Load Comics.csv file into R
comics<-read.csv("comics.csv")
The Dataset Comics.csv
head(comics)
## name id align eye hair
## 1 Spider-Man (Peter Parker) Secret Good Hazel Eyes Brown Hair
## 2 Captain America (Steven Rogers) Public Good Blue Eyes White Hair
## 3 Wolverine (James \\"Logan\\" Howlett) Public Neutral Blue Eyes Black Hair
## 4 Iron Man (Anthony \\"Tony\\" Stark) Public Good Blue Eyes Black Hair
## 5 Thor (Thor Odinson) No Dual Good Blue Eyes Blond Hair
## 6 Benjamin Grimm (Earth-616) Public Good Blue Eyes No Hair
## gender gsm alive appearances first_appear publisher
## 1 Male <NA> Living Characters 4043 Aug-62 marvel
## 2 Male <NA> Living Characters 3360 Mar-41 marvel
## 3 Male <NA> Living Characters 3061 Oct-74 marvel
## 4 Male <NA> Living Characters 2961 Mar-63 marvel
## 5 Male <NA> Living Characters 2258 Nov-50 marvel
## 6 Male <NA> Living Characters 2255 Nov-61 marvel
Print the first rows of the data
head(comics,0)
## [1] name id align eye hair
## [6] gender gsm alive appearances first_appear
## [11] publisher
## <0 rows> (or 0-length row.names)
colnames(comics)
## [1] "name" "id" "align" "eye" "hair"
## [6] "gender" "gsm" "alive" "appearances" "first_appear"
## [11] "publisher"
Check the levels of align
comics$align<-as.factor(comics$align)
levels(comics$align)
## [1] "Bad" "Good" "Neutral"
## [4] "Reformed Criminals"
Check the levels of gender
comics$gender<-as.factor(comics$gender)
levels(comics$gender)
## [1] "Female" "Male" "Other"
Note:We need to Convert that column into factor to get levels
Create a 2-way contingency table
table(comics$align,comics$gender)
##
## Female Male Other
## Bad 1573 7561 32
## Good 2490 4809 17
## Neutral 836 1799 17
## Reformed Criminals 1 2 0
Load dplyr package
library(dplyr)
##
## Attaching package: 'dplyr'
## The following objects are masked from 'package:stats':
##
## filter, lag
## The following objects are masked from 'package:base':
##
## intersect, setdiff, setequal, union
Remove align level With minimal data/info
table(comics$align)
##
## Bad Good Neutral Reformed Criminals
## 9615 7468 2773 3
scomics<-comics%>%
filter(align!="Reformed Criminals")%>%
droplevels()
nlevels(scomics$align)
## [1] 3
table(scomics$align)
##
## Bad Good Neutral
## 9615 7468 2773
Load ggplot2
library(ggplot2)
Create side-by-side barchart of gender by alignment
comics%>%
ggplot(aes(x=align,fill=gender))+geom_bar(position = "dodge")

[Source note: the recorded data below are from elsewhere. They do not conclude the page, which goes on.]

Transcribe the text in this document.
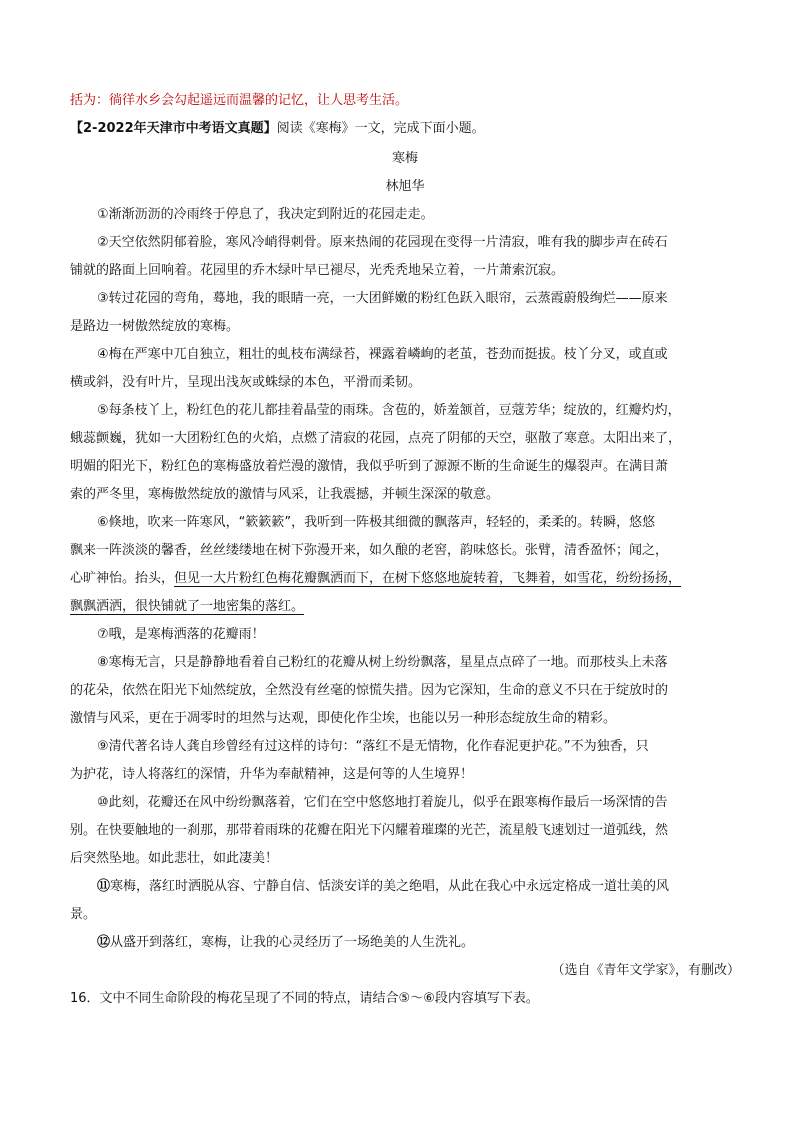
括为：徜徉水乡会勾起遥远而温馨的记忆，让人思考生活。
【2-2022年天津市中考语文真题】阅读《寒梅》一文，完成下面小题。
寒梅
林旭华
①渐渐沥沥的冷雨终于停息了，我决定到附近的花园走走。
②天空依然阴郁着脸，寒风冷峭得刺骨。原来热闹的花园现在变得一片清寂，唯有我的脚步声在砖石
铺就的路面上回响着。花园里的乔木绿叶早已褪尽，光秃秃地呆立着，一片萧索沉寂。
③转过花园的弯角，蓦地，我的眼睛一亮，一大团鲜嫩的粉红色跃入眼帘，云蒸霞蔚般绚烂——原来
是路边一树傲然绽放的寒梅。
④梅在严寒中兀自独立，粗壮的虬枝布满绿苔，裸露着嶙峋的老茧，苍劲而挺拔。枝丫分叉，或直或
横或斜，没有叶片，呈现出浅灰或蛛绿的本色，平滑而柔韧。
⑤每条枝丫上，粉红色的花儿都挂着晶莹的雨珠。含苞的，娇羞颔首，豆蔻芳华；绽放的，红瓣灼灼，
蛾蕊颤巍，犹如一大团粉红色的火焰，点燃了清寂的花园，点亮了阴郁的天空，驱散了寒意。太阳出来了，
明媚的阳光下，粉红色的寒梅盛放着烂漫的激情，我似乎听到了源源不断的生命诞生的爆裂声。在满目萧
索的严冬里，寒梅傲然绽放的激情与风采，让我震撼，并顿生深深的敬意。
⑥倏地，吹来一阵寒风，“簌簌簌”，我听到一阵极其细微的飘落声，轻轻的，柔柔的。转瞬，悠悠
飘来一阵淡淡的馨香，丝丝缕缕地在树下弥漫开来，如久酿的老窖，韵味悠长。张臂，清香盈怀；闻之，
心旷神怡。抬头，但见一大片粉红色梅花瓣飘洒而下，在树下悠悠地旋转着，飞舞着，如雪花，纷纷扬扬，
飘飘洒洒，很快铺就了一地密集的落红。
⑦哦，是寒梅洒落的花瓣雨！
⑧寒梅无言，只是静静地看着自己粉红的花瓣从树上纷纷飘落，星星点点碎了一地。而那枝头上未落
的花朵，依然在阳光下灿然绽放，全然没有丝毫的惊慌失措。因为它深知，生命的意义不只在于绽放时的
激情与风采，更在于凋零时的坦然与达观，即使化作尘埃，也能以另一种形态绽放生命的精彩。
⑨清代著名诗人龚自珍曾经有过这样的诗句：“落红不是无情物，化作春泥更护花。”不为独香，只
为护花，诗人将落红的深情，升华为奉献精神，这是何等的人生境界！
⑩此刻，花瓣还在风中纷纷飘落着，它们在空中悠悠地打着旋儿，似乎在跟寒梅作最后一场深情的告
别。在快要触地的一刹那，那带着雨珠的花瓣在阳光下闪耀着璀璨的光芒，流星般飞速划过一道弧线，然
后突然坠地。如此悲壮，如此凄美！
⑪寒梅，落红时洒脱从容、宁静自信、恬淡安详的美之绝唱，从此在我心中永远定格成一道壮美的风
景。
⑫从盛开到落红，寒梅，让我的心灵经历了一场绝美的人生洗礼。
（选自《青年文学家》，有删改）
16．文中不同生命阶段的梅花呈现了不同的特点，请结合⑤～⑥段内容填写下表。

Create side-by-side barchart of alignment by gender with x axis angle as 90 degree
ggplot(aes(x=align,fill=gender))+geom_bar(position = "dodge")+
xlab("Alignment")+ylab("Count")+
theme(axis.text.x = element_text(angle = 90))
comics%>%
ggplot(aes(x=align,fill=gender))+geom_bar(position = "dodge")+
xlab("Alignment")+ylab("Count")+
theme(axis.text.x = element_text(angle = 90,size = 10,colour = "Blue"),
panel.grid = element_line(linetype = "longdash",color ="white"),
panel.background = element_rect(colour = "blue",fill = "black",linetype = "dotted",size =3 ))
Conditional proportions The following code generates tables of joint and conditional proportions, respectively:
tab <- table(comics$align, comics$gender)
options(scipen = 999, digits = 3) # Print fewer digits
prop.table(tab) # Joint proportions
##
## Female Male Other
## Bad 0.0821968 0.3950985 0.0016722
## Good 0.1301144 0.2512933 0.0008883
## Neutral 0.0436850 0.0940064 0.0008883
## Reformed Criminals 0.0000523 0.0001045 0.0000000
prop.table(tab, 2) # Conditional on columns
##
## Female Male Other
## Bad 0.321020 0.533554 0.484848
## Good 0.508163 0.339355 0.257576
## Neutral 0.170612 0.126949 0.257576
## Reformed Criminals 0.000204 0.000141 0.000000
Counts vs. proportions #Plot of gender by align - Visualize in bar plot
comics%>%
ggplot(aes(x=align,fill=gender))+geom_bar()
Plot proportion of gender, conditional on align - Visualize in Bar plot
comics%>%
ggplot(aes(x=align,fill=gender))+geom_bar(position="fill")
Change the order of the levels in align as Bad, Neutral and Good
comics$align<-factor(comics$align,
levels = c("Bad","Neutral","Good"))
Create bar plot of align
comics%>%
ggplot(aes(x=align,fill=gender))+geom_bar(position="fill")
Plot of alignment broken down by gender
comics%>%
ggplot(aes(x=align,fill=gender))+geom_bar(position="dodge")